Qu’ont-ils épargné à Macky Sall pour rendre possible l’accession de Pastef au pouvoir ? Pendant des années, le lauréat du Prix Goncourt Mohamed Mbougar Sarr et l’économiste, professeur reconnu, Felwine Sarr, ont dressé un portrait sans nuance de Macky Sall, dépeint comme un autocrate, insensible aux libertés et prompt à réprimer son peuple. Leur parole, portée par une aura intellectuelle et médiatique, n’était pas anodine. Elle a contribué à installer dans l’opinion l’idée d’un régime illégitime, moralement disqualifié, qu’il fallait absolument remplacer. Cette entreprise critique, parfois radicale, a servi de caisse de résonance à un projet politique incarné par Ousmane Sonko.
Le constat est qu’on passe de l’enthousiasme militant à une désillusion lucide. Deux ans après l’alternance, le ton a changé. Dans sa récente prise de position, Mohamed Mbougar Sarr parle d’un pouvoir où «tout paraît médiocre et sans hauteur», évoque un «mauvais théâtre» au sommet de l’État et redoute un mandat «quasi-perdu», enlisé «dans la vase des egos». Des mots forts, qui traduisent une désillusion profonde. Felwine Sarr, de son côté, admet que le tandem qu’il «espérait voir fonctionner a montré ses limites». Ces déclarations ne sont pas anecdotiques. Elles marquent une rupture symbolique : celle d’intellectuels qui avaient fortement pesé dans la bataille culturelle et morale précédant l’alternance, et qui semblent aujourd’hui constater l’écart entre la promesse et la réalité.
La question n’est pas de contester leur droit à la critique. Il est légitime et même salutaire. Le débat se pose plutôt en termes de responsabilité. Lorsque des figures intellectuelles s’engagent publiquement, mobilisent leur crédibilité et influencent une génération entière au nom d’un idéal de rupture, peuvent-elles se contenter, deux ans plus tard, d’un constat amer ? Ont-elles suffisamment interrogé la solidité du projet qu’elles défendaient ? Ont-elles mesuré les risques d’une rhétorique de rupture radicale sans garantie d’expertise et d’expérience ? Car aujourd’hui, ce qu’elles dénoncent (l’improvisation, l’absence de hauteur, les rivalités d’ego) était perceptible dans la structuration même du mouvement qu’elles ont soutenu.

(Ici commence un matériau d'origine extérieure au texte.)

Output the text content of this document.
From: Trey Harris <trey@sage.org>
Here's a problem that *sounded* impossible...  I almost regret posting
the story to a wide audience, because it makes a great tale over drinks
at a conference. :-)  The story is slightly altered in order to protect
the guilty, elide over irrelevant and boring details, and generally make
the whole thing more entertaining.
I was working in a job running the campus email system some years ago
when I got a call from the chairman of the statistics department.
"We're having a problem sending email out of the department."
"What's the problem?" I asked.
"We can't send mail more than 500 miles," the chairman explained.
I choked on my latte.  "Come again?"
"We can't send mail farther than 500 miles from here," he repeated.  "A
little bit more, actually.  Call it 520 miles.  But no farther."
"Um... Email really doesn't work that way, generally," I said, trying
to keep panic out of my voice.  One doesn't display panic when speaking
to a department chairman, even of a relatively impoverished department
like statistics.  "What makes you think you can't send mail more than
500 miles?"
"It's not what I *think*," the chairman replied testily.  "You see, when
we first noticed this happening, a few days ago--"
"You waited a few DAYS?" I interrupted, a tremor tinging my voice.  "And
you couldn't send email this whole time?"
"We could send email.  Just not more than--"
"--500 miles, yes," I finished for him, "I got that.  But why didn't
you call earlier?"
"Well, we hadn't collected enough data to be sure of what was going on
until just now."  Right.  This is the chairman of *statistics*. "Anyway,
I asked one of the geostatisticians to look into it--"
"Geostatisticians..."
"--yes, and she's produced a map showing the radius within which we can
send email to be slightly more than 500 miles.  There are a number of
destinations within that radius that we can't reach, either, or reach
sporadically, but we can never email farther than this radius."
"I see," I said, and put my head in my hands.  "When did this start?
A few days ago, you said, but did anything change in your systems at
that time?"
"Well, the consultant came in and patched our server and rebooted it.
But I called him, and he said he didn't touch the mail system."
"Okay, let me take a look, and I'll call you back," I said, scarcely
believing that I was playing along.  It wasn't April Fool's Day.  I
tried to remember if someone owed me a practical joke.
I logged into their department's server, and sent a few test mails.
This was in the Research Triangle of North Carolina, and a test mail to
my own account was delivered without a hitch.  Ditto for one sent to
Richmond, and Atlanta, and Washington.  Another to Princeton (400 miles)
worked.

Beaucoup se souviennent que durant les épisodes les plus tendus de la vie politique nationale, certaines violences et dérives attribuées aux partisans de Pastef n’avaient pas suscité auprès de ces voix respectées la même vigueur critique qu’à l’endroit du régime sortant. Ce décalage a donné l’impression d’une indignation sélective, d’un positionnement davantage militant qu’équilibré. Le silence observé depuis l’accession au pouvoir, long et scruté, avait déjà suscité interrogations et commentaires. Était-ce de la prudence ? De la gêne ? De la déception ? Aujourd’hui, la prise de parole tardive ressemble davantage à un désenchantement qu’à une autocritique.
L’intellectuel n’est pas un acteur politique ordinaire. Sa parole structure l’imaginaire collectif. Elle oriente les consciences. Elle peut légitimer une rupture ou consolider une stabilité. S’engager implique un devoir d’exigence constant envers le pouvoir critiqué comme à l’endroit de celui soutenu. Si le temps des regrets est venu, il appelle plus qu’un constat esthétique ou moral. Il exige un examen lucide : comment une promesse de transformation a-t-elle pu déboucher si rapidement sur une crise de leadership et de gouvernance ? L’histoire jugera les gouvernants. Mais elle interrogera aussi ceux qui, par conviction ou par militantisme, ont contribué à façonner l’espérance collective.